Yup, this happens all the time. This surge was up to 3x but slowly started to dwindle. I got multiple ping way outside the area, mostly pool. Here is an example of one.


----------



## JJS (Jan 5, 2016)

If you are looking at an area and it surges apply common sense. What is there? Fish exist in water...Not all water supports fish....There maybe an oddball surge and Uber will spread drivers out luring them with surge like a pedophile uses candy. Don't take the candy know what is going on in the city watch the pax app. Depending on your market there area ware house parties and farmer filed bonfires. Remember the demographic you are working with. Where they sleep, eat and recreate. Don't be the prey....


----------



## freddieman (Oct 24, 2016)

JJS said:


> If you are looking at an area and it surges apply common sense. What is there? Fish exist in water...Not all water supports fish....There maybe an oddball surge and Uber will spread drivers out luring them with surge like a pedophile uses candy. Don't take the candy know what is going on in the city watch the pax app. Depending on your market there area ware house parties and farmer filed bonfires. Remember the demographic you are working with. Where they sleep, eat and recreate. Don't be the prey....

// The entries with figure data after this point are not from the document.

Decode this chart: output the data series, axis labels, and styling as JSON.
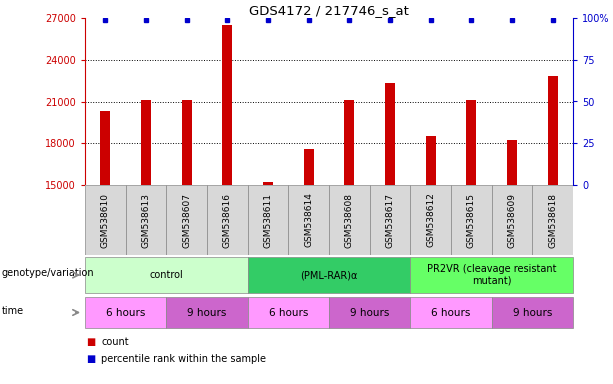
{
  "title": "GDS4172 / 217746_s_at",
  "samples": [
    "GSM538610",
    "GSM538613",
    "GSM538607",
    "GSM538616",
    "GSM538611",
    "GSM538614",
    "GSM538608",
    "GSM538617",
    "GSM538612",
    "GSM538615",
    "GSM538609",
    "GSM538618"
  ],
  "counts": [
    20300,
    21100,
    21100,
    26500,
    15200,
    17600,
    21100,
    22300,
    18500,
    21100,
    18200,
    22800
  ],
  "ylim_left": [
    15000,
    27000
  ],
  "yticks_left": [
    15000,
    18000,
    21000,
    24000,
    27000
  ],
  "ylim_right": [
    0,
    100
  ],
  "yticks_right": [
    0,
    25,
    50,
    75,
    100
  ],
  "ytick_labels_right": [
    "0",
    "25",
    "50",
    "75",
    "100%"
  ],
  "bar_color": "#cc0000",
  "dot_color": "#0000cc",
  "groups": [
    {
      "label": "control",
      "start": 0,
      "end": 4,
      "color": "#ccffcc"
    },
    {
      "label": "(PML-RAR)α",
      "start": 4,
      "end": 8,
      "color": "#33cc66"
    },
    {
      "label": "PR2VR (cleavage resistant\nmutant)",
      "start": 8,
      "end": 12,
      "color": "#66ff66"
    }
  ],
  "time_groups": [
    {
      "label": "6 hours",
      "start": 0,
      "end": 2,
      "color": "#ff99ff"
    },
    {
      "label": "9 hours",
      "start": 2,
      "end": 4,
      "color": "#cc66cc"
    },
    {
      "label": "6 hours",
      "start": 4,
      "end": 6,
      "color": "#ff99ff"
    },
    {
      "label": "9 hours",
      "start": 6,
      "end": 8,
      "color": "#cc66cc"
    },
    {
      "label": "6 hours",
      "start": 8,
      "end": 10,
      "color": "#ff99ff"
    },
    {
      "label": "9 hours",
      "start": 10,
      "end": 12,
      "color": "#cc66cc"
    }
  ],
  "legend_items": [
    {
      "label": "count",
      "color": "#cc0000"
    },
    {
      "label": "percentile rank within the sample",
      "color": "#0000cc"
    }
  ],
  "genotype_label": "genotype/variation",
  "time_label": "time",
  "sample_box_color": "#d8d8d8",
  "sample_box_edge": "#888888"
}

JJ.....Is candy the official bait for pedophiles?


----------



## Johnny Driver (Apr 30, 2017)

Surge in my area is almost always fake or a delayed reading. I have driven in surge areas and parked in them for up to an hour with no pings. I ignore them unless I am really close then I will at least drive through or to them. But at the same time I have received surge pricing when I was no where near a surge. Go figure.


----------



## TedInTampa (Apr 5, 2017)

With the new 2 minute rule, drivers trying to lure you away will fail. If you get a "long distance to pickup but it is surge" ping, call to let the pax know it will be about X minutes. That burns up a minute and resets the customer's thinking on time. If it is another driver, they then have less than a minute to cancel without a charge. They can't afford the $5 cancel fee just to move you.


----------